E’ trascorsa ormai un’intera giornata. Qualche nuvola inizia a coprire il cielo. Anche i miei genitori ci raggiungono. Mio padre parla poco e osserva molto. Lui e Sirio hanno un rapporto speciale: sempre taciuto, mai esplicato. Poche coccole, pesate e controllate, come si fa con chi si vuole bene sul serio per fingere che invece non sia vero. Vorrebbe dirgli qualcosa ma non lo fa: forse sa che è meglio così.
Non riesco più di vederlo soffrire, torturandosi dolorosamente. E non si può che prendere la decisione più ragionevole, la più sofferta. La paura monta perché inizio a vedere l’asfalto mancare all’orizzonte. Non ci sono più collegamenti, e i lavori sono ormai interrotti.

Lo poggiamo sul lettino. Non sono pronto, non lo sarò mai.
In questi quattordici anni ho capito molte cose. Che posso dare amore, a me stesso e a qualcun altro. Che dalla sofferenza si può sempre rinascere, anche quando sembra impossibile. E alla mente ritornano tutti i momenti trascorsi insieme: le passeggiate in Floridiana, le zuffe con gli altri cani, le cazziate a fin di bene, lo scodinzolare felice della sua coda. Gli abbordaggi alle altre ragazze in discesa serale, le coccole dopo una delusione, la voracità dei pasti, le scarpe nuove distrutte dai denti, la pacatezza di un animale che sapeva stare al suo posto e sceglieva il momento giusto per amare incondizionatamente.
Mano sinistra sul cuore, la destra per accarezzarlo ancora.
La mia paura più grande è quella di non aver dato il massimo, di non aver potuto fare altro. La mia speranza, invece, quella di aver potuto almeno ricambiare quanto splendidamente offertomi.
Le persone che non hanno un animale probabilmente non possono capire, e banalmente direi che non lo capiranno mai. Perché non si tratta di dimostrare qualcosa a sé stessi, di fare una buona azione o mettersi a posto la coscienza. Non è una questione di pietà, perbenismo, illusioni.
Si tratta semplicemente di amare. Ed io ho amato, tanto, venendo corrisposto in ogni singolo secondo di questi anni.
Trattengo a fatica le lacrime. Raccoglie le ultime forze, incrocia il mio sguardo. Per l’ultima volta.
“Sei stato un amico meraviglioso. Ti voglio bene, e sarò sempre con te. Non ti dimenticherò mai”.
Tutte le storie più belle finiscono. Persino questa. Il mio cuore si spegne.
Anche il suo.
Ora posso finalmente piangere.

Torno a casa nel silenzio più triste. Prendo a calci qualsiasi cosa: la busta delle medicine, le siringhe, i tutori, le fottute ecografie.
Nessuno fiata, perché questo è il mio dolore.
Ho timore che questa rabbia possa portarmi via da lui, trascinarmi in un feroce limbo di inconsapevolezza e rigetto.
Poi però pesco nelle tasche della felpa. C’è il suo collare. E’ rosso, il mio colore preferito.

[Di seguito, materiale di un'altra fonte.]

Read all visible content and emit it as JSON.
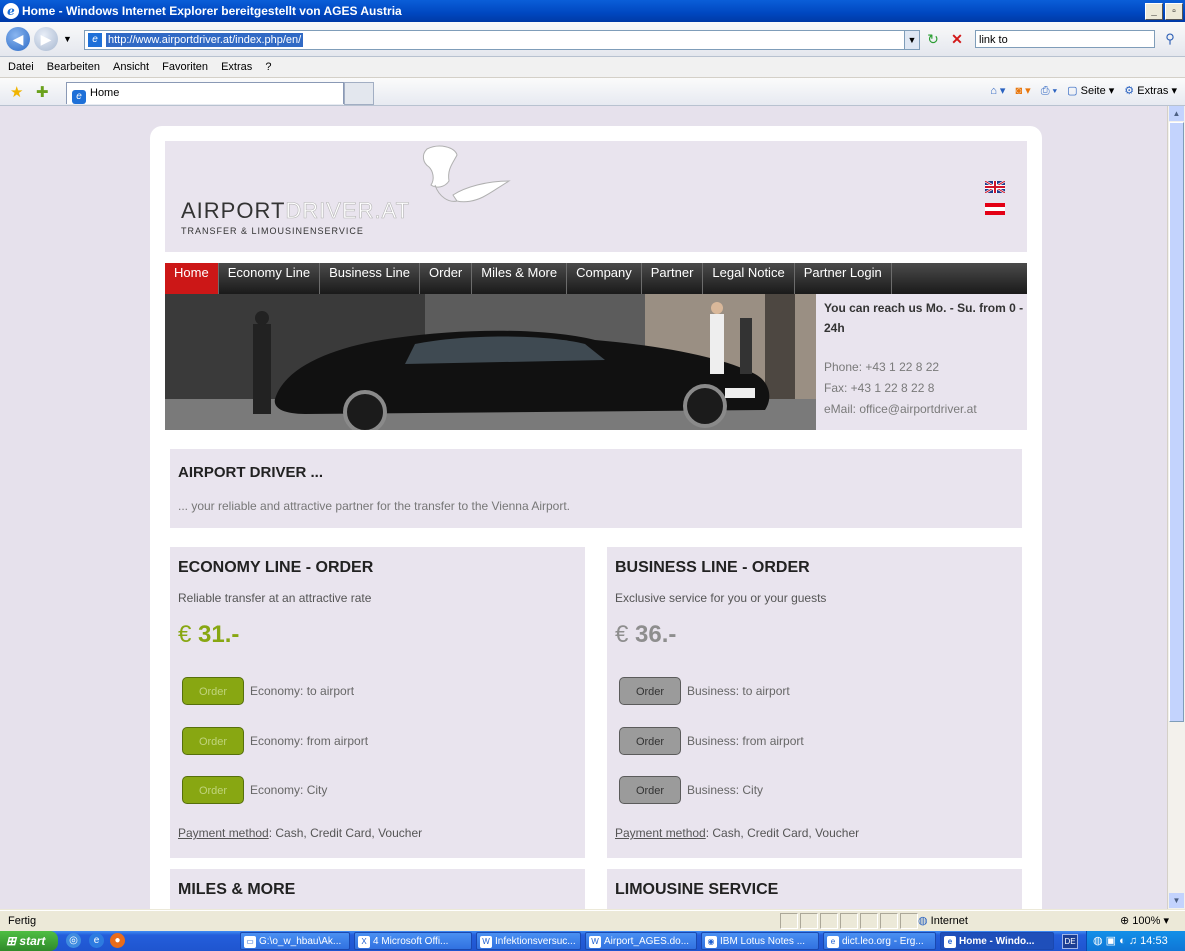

Ripeto, non lascio nulla al caso.
Talmente arrabbiato e infuriato, nonostante le promesse stavo smarrendo il pensiero maggiormente importante: nessuno svanisce per sempre se puoi farlo sopravvivere dentro di te.
Non so se ci sarà un altro cane nella mia casa, o se sarà in grado di mettermi in gioco nuovamente.

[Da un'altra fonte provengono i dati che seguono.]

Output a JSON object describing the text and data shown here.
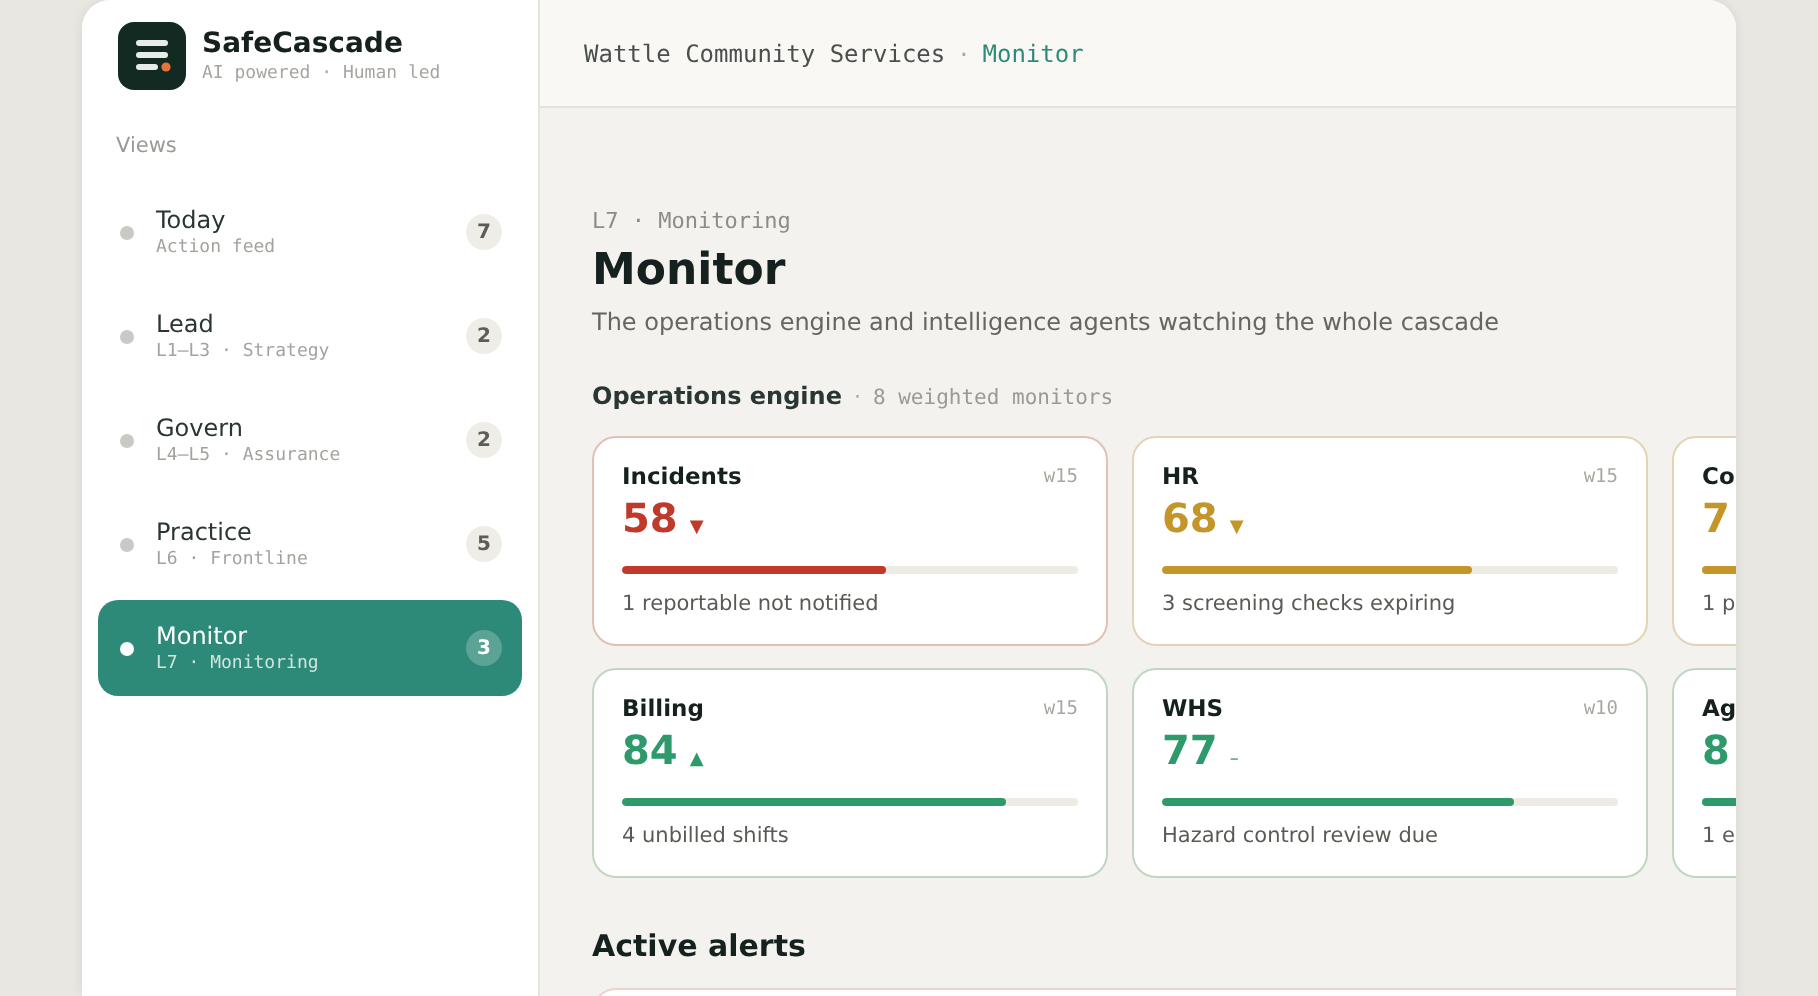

So bene, invece, ciò che ho vissuto. Ne riconosco l’incalcolabile valore, e se potessi tornare indietro rifarei ogni singola scelta. A partire da quello sguardo d’intesa che ha fatto sbocciare ogni cosa.
Inevitabilmente al mio Sirio posso dire grazie. Per un’adolescenza ilare, una crescita costante. Per le piccole gioie, per aver condiviso, sofferto, scherzato. Per aver reagito, combattuto, vinto. Per aver fatto tutto questo, sul serio, insieme.
Grazie Sirio, sarai per sempre il mio migliore amico.